Talisman Services, Inc. v. Hermitage Ins. Co., 2018 WL 3859692 (N.Y.Sup.), 2018 N.Y. Slip Op. 31955(U) (New York Co. Sup. Ct., Aug 14, 2018)
Talisman involved a first-party property insurance dispute where the insured claimed coverage for water damage following a pipe break. The damage at issue was to property the insured held on consignment at its thrift shop. Although Hermitage paid the $2,500 policy limit for “personal property of others,” the insured, in an attempt to access coverage under a much higher limit, obtained ownership of the consigned property after the loss and made a claim for the property as its own “business personal property.” The insured also claimed that it was forced to close its business as a result of Hermitage’s refusal to pay the entire claim and, accordingly, claimed consequential damages in addition to damages for breach of contract.

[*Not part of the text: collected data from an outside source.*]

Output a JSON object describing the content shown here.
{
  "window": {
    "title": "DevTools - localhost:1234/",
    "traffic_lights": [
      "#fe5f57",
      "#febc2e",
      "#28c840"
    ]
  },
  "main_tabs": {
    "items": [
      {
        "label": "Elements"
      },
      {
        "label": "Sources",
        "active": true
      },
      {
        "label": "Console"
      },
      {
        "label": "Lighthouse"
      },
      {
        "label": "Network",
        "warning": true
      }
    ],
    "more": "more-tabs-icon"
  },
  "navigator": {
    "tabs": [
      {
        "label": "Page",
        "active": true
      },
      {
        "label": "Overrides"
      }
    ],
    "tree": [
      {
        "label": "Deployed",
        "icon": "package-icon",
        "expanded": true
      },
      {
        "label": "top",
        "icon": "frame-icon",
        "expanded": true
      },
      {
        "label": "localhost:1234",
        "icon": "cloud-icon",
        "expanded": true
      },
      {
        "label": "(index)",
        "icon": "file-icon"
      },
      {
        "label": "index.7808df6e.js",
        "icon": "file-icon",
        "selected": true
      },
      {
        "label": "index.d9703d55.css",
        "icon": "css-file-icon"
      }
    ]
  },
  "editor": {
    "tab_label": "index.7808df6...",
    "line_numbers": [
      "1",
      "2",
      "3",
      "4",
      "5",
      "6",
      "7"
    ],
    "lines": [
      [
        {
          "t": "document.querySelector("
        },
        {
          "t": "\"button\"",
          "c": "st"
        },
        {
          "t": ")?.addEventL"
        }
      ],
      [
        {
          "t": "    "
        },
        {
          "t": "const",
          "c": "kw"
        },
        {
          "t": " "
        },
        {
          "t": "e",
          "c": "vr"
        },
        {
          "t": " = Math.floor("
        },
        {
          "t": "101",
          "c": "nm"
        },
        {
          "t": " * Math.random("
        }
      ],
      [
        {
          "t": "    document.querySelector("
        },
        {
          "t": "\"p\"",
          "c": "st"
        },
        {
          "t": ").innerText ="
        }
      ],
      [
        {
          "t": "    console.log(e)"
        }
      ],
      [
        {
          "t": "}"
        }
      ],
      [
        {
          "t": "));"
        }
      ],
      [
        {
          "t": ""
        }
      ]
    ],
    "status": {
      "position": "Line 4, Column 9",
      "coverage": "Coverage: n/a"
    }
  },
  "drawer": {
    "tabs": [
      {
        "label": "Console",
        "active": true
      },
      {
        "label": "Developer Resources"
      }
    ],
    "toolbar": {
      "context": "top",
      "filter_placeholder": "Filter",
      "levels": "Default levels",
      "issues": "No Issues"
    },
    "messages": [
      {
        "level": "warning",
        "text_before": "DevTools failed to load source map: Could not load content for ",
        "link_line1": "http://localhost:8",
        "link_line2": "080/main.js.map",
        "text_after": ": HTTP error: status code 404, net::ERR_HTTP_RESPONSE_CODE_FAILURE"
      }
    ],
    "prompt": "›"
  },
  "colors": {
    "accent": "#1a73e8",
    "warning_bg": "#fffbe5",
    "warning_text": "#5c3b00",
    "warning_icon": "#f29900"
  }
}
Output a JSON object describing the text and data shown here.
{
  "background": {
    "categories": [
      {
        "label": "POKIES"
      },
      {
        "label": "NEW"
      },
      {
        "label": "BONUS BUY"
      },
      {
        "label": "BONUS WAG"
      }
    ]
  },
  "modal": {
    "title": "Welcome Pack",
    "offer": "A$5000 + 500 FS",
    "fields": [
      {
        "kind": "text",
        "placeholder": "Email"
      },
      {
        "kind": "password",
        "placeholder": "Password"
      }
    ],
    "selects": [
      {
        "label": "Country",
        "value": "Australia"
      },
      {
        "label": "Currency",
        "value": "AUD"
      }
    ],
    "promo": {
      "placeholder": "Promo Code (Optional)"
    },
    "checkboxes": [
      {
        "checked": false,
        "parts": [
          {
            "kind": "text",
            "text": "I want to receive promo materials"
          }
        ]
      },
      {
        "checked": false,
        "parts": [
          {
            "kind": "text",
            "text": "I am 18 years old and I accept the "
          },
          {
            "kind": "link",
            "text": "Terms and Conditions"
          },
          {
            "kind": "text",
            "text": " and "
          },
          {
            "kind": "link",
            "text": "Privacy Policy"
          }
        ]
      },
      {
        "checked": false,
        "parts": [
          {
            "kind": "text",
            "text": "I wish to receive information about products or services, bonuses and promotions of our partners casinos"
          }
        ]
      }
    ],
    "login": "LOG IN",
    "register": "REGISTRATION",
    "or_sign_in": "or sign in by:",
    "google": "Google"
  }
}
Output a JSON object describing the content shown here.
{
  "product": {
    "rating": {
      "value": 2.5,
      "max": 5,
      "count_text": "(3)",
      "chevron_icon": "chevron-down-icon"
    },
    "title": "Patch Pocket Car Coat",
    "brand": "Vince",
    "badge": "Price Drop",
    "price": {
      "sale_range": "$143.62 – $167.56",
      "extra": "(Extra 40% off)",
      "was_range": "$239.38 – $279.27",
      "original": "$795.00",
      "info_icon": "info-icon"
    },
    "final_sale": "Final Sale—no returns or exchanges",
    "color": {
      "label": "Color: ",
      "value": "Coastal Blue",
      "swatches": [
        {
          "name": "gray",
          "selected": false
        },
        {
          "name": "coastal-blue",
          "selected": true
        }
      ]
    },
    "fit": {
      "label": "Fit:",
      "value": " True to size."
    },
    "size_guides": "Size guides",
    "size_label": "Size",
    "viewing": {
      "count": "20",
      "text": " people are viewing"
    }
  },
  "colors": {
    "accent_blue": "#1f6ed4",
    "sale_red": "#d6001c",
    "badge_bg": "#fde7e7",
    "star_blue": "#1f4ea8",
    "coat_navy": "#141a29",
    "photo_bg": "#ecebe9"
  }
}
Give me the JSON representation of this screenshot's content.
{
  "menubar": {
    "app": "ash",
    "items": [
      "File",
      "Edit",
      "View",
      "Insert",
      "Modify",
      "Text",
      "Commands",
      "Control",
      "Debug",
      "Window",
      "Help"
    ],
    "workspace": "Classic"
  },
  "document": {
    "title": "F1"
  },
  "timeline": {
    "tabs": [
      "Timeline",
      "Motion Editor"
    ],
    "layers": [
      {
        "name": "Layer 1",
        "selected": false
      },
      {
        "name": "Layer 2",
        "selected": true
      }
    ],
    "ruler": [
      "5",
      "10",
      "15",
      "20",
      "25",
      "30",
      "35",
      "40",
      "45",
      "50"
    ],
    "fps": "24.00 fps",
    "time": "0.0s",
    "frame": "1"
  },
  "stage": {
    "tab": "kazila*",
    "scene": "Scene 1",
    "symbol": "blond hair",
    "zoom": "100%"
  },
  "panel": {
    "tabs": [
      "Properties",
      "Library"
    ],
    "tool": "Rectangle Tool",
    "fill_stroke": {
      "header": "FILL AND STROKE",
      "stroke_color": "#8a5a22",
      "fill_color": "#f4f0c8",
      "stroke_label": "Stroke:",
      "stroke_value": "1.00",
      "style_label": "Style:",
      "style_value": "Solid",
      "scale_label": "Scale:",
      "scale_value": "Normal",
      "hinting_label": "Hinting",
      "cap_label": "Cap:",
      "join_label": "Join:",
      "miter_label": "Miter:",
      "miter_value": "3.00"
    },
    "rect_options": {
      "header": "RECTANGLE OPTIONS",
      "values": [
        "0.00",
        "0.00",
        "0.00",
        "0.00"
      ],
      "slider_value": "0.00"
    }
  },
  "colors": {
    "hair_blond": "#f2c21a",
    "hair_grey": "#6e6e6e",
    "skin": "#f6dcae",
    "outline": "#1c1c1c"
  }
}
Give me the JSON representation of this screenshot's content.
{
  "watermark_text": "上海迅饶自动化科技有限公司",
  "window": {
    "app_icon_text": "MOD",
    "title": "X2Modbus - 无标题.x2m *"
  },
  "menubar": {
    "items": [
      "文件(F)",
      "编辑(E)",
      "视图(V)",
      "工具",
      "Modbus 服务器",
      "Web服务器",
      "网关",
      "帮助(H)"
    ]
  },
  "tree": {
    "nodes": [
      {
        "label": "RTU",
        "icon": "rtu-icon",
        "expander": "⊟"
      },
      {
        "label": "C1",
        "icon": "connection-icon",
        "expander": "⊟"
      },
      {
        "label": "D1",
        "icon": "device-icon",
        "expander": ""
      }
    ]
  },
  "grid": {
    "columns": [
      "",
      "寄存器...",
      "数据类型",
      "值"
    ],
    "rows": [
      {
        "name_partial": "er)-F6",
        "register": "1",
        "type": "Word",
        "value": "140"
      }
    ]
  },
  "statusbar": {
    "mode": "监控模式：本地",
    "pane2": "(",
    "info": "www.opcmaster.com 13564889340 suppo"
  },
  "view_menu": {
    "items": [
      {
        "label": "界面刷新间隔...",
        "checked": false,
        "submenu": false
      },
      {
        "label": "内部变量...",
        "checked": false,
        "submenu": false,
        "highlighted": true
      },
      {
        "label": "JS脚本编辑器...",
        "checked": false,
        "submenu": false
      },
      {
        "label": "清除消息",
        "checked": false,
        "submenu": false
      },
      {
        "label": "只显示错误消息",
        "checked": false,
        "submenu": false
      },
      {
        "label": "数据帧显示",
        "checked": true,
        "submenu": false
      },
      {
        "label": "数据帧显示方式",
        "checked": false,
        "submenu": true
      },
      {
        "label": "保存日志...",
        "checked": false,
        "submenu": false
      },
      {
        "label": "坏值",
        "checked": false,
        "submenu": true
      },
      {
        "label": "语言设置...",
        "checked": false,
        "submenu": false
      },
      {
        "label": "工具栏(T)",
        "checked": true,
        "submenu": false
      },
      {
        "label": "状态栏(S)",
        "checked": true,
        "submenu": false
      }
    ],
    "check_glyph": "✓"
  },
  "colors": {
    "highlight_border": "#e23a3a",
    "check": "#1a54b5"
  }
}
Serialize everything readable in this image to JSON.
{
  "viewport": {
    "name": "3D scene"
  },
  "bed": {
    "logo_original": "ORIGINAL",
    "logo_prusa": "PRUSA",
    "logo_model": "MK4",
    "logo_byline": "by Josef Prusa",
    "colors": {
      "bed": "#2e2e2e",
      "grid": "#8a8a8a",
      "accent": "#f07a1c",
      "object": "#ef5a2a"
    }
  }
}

In its motion for summary judgment, the insured argued that the term “business personal property” was ambiguous, and claimed that it expected that consigned property would fall within that term because the term was not prefaced with the word “your” in the policy’s declarations, where the limit of coverage is found. The court found that such an interpretation would render meaningless the separate section of coverage for “personal property of others.” The court also concluded that the insured’s interpretation was not supported by the plain language of the policy, which defined “covered property” as three separate types: “building,” “your business personal property,” and “personal property of others.” The court, after affirming the principal that the policy must be interpreted as the facts exist at the time of loss, concluded that the only “covered property” was “business personal property,” not “personal property of others.” Accordingly, Hermitage’s motion for summary judgment was granted.
On re-argument, the court held: “it is clear that the consigned goods were not owned by plaintiff at the time of the loss but were, by her own admission ‘given to her to be prepared for sale within the shop,’ and thus, do not fall within the definition of Covered Property as set forth in the Policy.”
This decision was reported in the September 11, 2018 edition of the New York Law Journal as a Decision of Interest; the Mealey’s Litigation Report: Insurance in the August 22, 2018 issue; and in the August 22, 2018 edition of PLRB Frontlines.